Lors de la parution de L’Enfant, Jules Vallès a suscité de vives réactions parmi les écrivains et critiques littéraires conservateurs. Maurice Barrès et Alphonse Daudet figurent parmi ses plus virulents détracteurs, mais ils ne furent pas les seuls à critiquer son œuvre, qui attaquait frontalement les valeurs établies de la famille, de l’école et de la société bourgeoise. Alphonse Daudet écrit en 1894, dans la préface à sa traduction de l’oeuvre en provençal Baptiste Bonnet, vie d’enfant : ”Non que je veuille diminuer l'oeuvre si personnelle de Vallès, cette phrase éloquente et vibrante qui le met au premier rang des grands écrivains français ; mais son Vingtras, un des catéchisme de la moderne, a fait beaucoup de mal, et, depuis 10 ans, j'ai entendu proférer bien des sinistres bêtises par de jeunes hommes que le vin de sa rancune avait grisé et qui singeaient, sans les mêmes motifs que lui, ses poses révoltées, ses grincement de paria de famille.” Alphonse Daudet, dont les œuvres comme Le Petit Chose présentent une enfance idéalisée, s’oppose à la vision sombre et accusatrice de Vallès. Dans ses commentaires sur l’œuvre, il écrit : «Vallès dénature la beauté de l’enfance en l’enfermant dans une caricature où règne la haine. » Daudet reproche à Vallès son ton amer et vindicatif, qu’il juge incompatible avec une véritable analyse des relations familiales. Pour lui, Vallès projette, selon lui, ses propres frustrations sur des personnages censés être universels.
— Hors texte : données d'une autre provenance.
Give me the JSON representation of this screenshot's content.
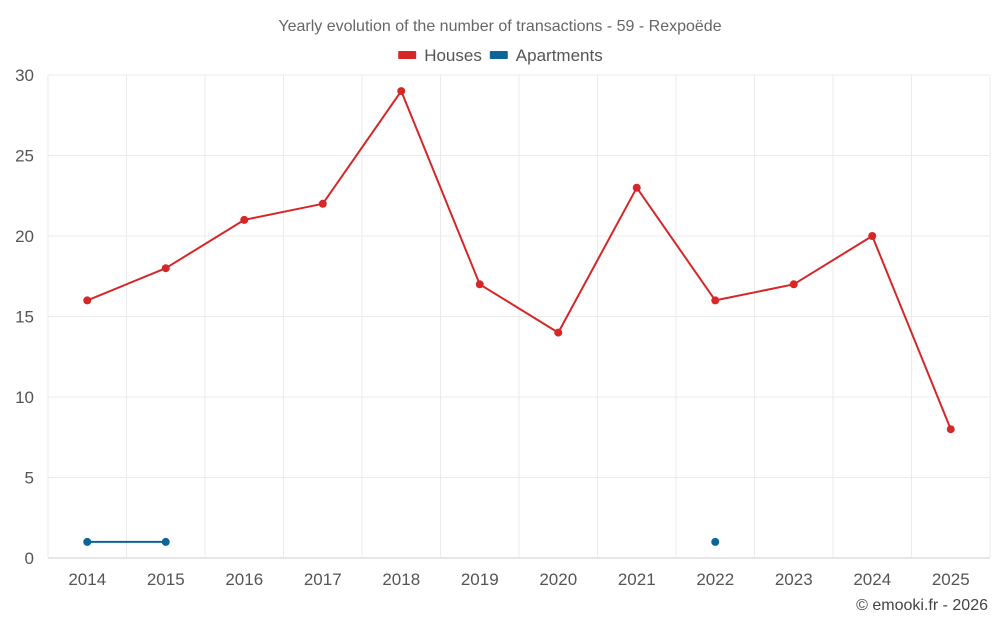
{
  "chart_data": {
    "type": "line",
    "title": "Yearly evolution of the number of transactions - 59 - Rexpoëde",
    "xlabel": "",
    "ylabel": "",
    "categories": [
      "2014",
      "2015",
      "2016",
      "2017",
      "2018",
      "2019",
      "2020",
      "2021",
      "2022",
      "2023",
      "2024",
      "2025"
    ],
    "ylim": [
      0,
      30
    ],
    "yticks": [
      0,
      5,
      10,
      15,
      20,
      25,
      30
    ],
    "grid": true,
    "legend_position": "top-center",
    "series": [
      {
        "name": "Houses",
        "color": "#d62728",
        "values": [
          16,
          18,
          21,
          22,
          29,
          17,
          14,
          23,
          16,
          17,
          20,
          8
        ]
      },
      {
        "name": "Apartments",
        "color": "#0b6598",
        "values": [
          1,
          1,
          null,
          null,
          null,
          null,
          null,
          null,
          1,
          null,
          null,
          null
        ]
      }
    ]
  },
  "credit": "© emooki.fr - 2026"
}
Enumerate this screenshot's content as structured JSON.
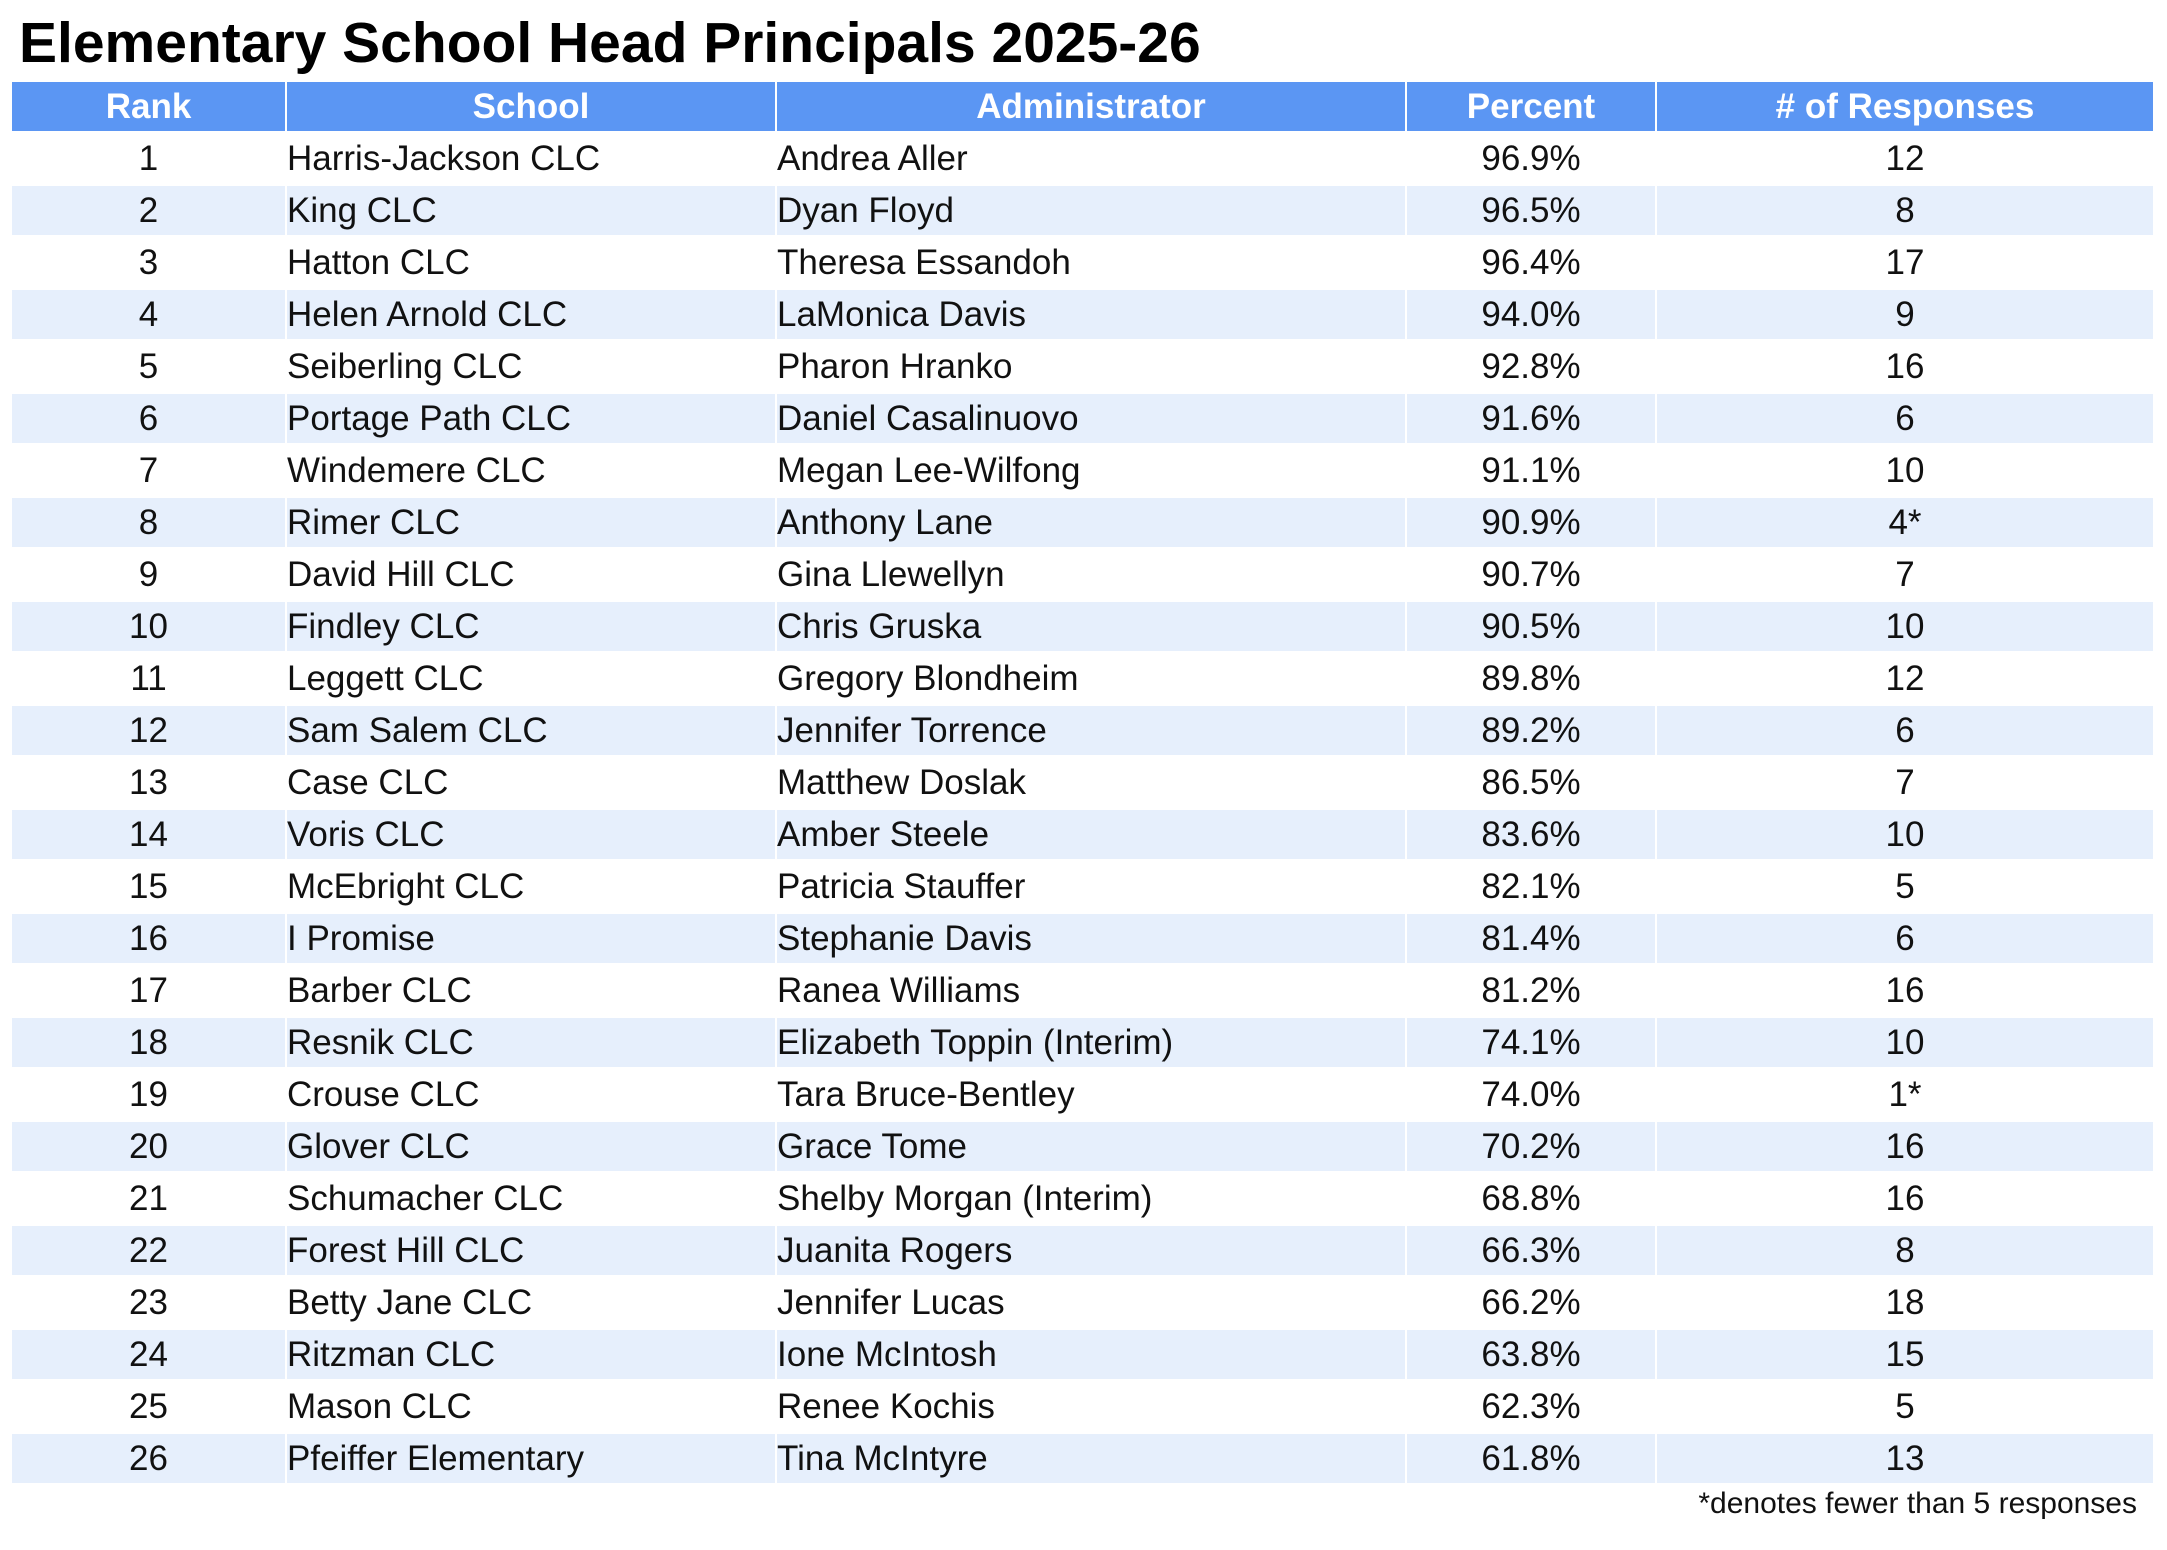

Maurice Barrès, dans une lettre de 1913, reprend les mêmes accusations de sacrifice de la famille traditionnelle que Vallès aurait volontairement méprisée : “L'auteur de L’Enfant est un de ses maîtres de la prose française. Je ne lui marchande pas ce témoignage. Mais son œuvre, n'est-ce pas, nous ne pouvons pas la considérer comme un exercice de virtuosité. Elle a un sens très net et terrible. Elle prend place dans la série des “œuvres libératrices”. Vallès est l'homme qui nous libère de la famille, qui nous libère de notre père et de notre mère, qui nous dit: “Jugez-les, et, s'il y a lieu, condamnez-les”. Je n'accepte pas, je repousse cette liberté qu'il m'apporte. Je dis :” Tu ne jugeras ni ton père, ni ta mère” . Maurice Barrès, écrivain nationaliste et défenseur des traditions françaises, critique violemment L’Enfant, oeuvre pour lui hautement subversive, qu’il perçoit comme une attaque contre l’un des fondements de la société, la famille et considère que Vallès, en exposant les travers de la cellule familiale, nuit à l’ordre moral et social. Il affirme : « Vallès trahit la patrie en trahissant la famille. » Pour Barrès, la famille est un pilier nécessaire de la construction nationale, et toute critique à son encontre est interprétée comme un danger pour l’identité française.
Les attaques de Maurice Barrès, Alphonse Daudet et d’autres critiques conservateurs reflètent moins une analyse littéraire qu’un rejet idéologique. Pour ces auteurs, Vallès symbolise une menace aux idéaux traditionnels de la famille et de la société. Pourtant, les critiques plus progressistes reconnaissent dans cette œuvre une lucidité et une audace révolutionnaire, faisant de L’Enfant un texte incontournable du XIXe siècle.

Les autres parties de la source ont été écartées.